At least the initial observations were correct: Bink2 codes data in 32×32 macroblocks, two codebooks for AC zero runs, one codebook for motion vector components, simple codes with unary prefix for the rest.

If you wonder why it took so long—that’s because I’m lazy and spend an hour or less a day on it. Also while the codec is simple in design it’s a bit complicated in implementation. While previous version related on format sub-version to decide which feature to use, Bink2 uses frame flags to decide which feature to use. For instance, flag 0x1000 signals that there are two bit arrays coded that tell when to read an additional flag during CBP decoding that tells which one of two codebooks should be used during AC decoding later. And flag 0x2000 essentially tells to use different bitstream decoding (like motion vectors decoding or block type decoding). Or the fact that it employs DC and MV prediction that usually has four cases (top-left macroblock, top block, left block, some block inside) plus WMV1-like handling of DC prediction in inter-frames (i.e. it calculated DC for inter blocks and uses them for prediction). And of course DC prediction for inter blocks works a bit different. Plus it tries to track internal state by packing all flags into 32-bit word and updating it for each block (two bits are for signalling top row, one—for macroblock being the leftmost one, some bits are copied from frame flags etc etc). So there’s a lot of nuances to take care of.
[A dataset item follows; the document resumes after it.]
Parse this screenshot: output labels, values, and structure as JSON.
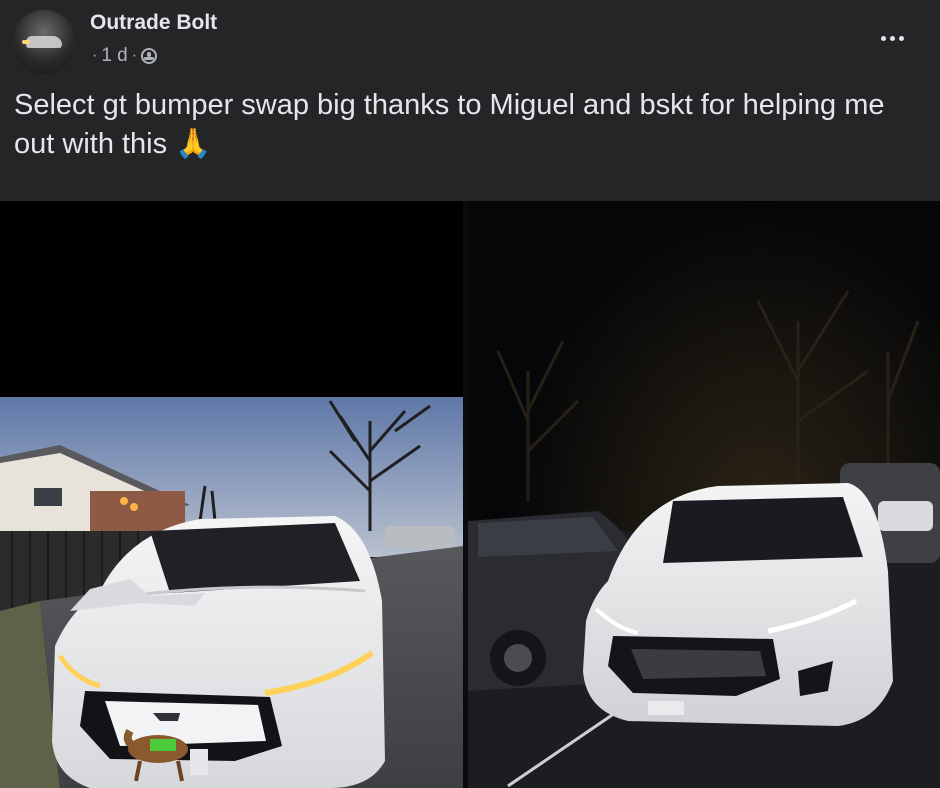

And that’s not counting the fact that current Bink2 player can’t decode versions prior to KB2g at all. Since I have some KB2f samples along with an old Bink player that can handle them, I guess I’ll support them eventually.

Bink2: Giving Up

Tuesday, June 17th, 2014

Short story: boring.

As I wrote more than a year ago the codec itself is rather simple and not that interesting (rather simple VLC coding plus DCT). Version KB2f was floating point, KB2g­—KB2i have switched to 16-bit integers wherever possible (including DCT, see links below). And I don’t really have content that I’d like to watch and unlikely to ever have it since my favourite games were released mostly before 2000 (that reminds me of Discworld Noir BMV format to RE…).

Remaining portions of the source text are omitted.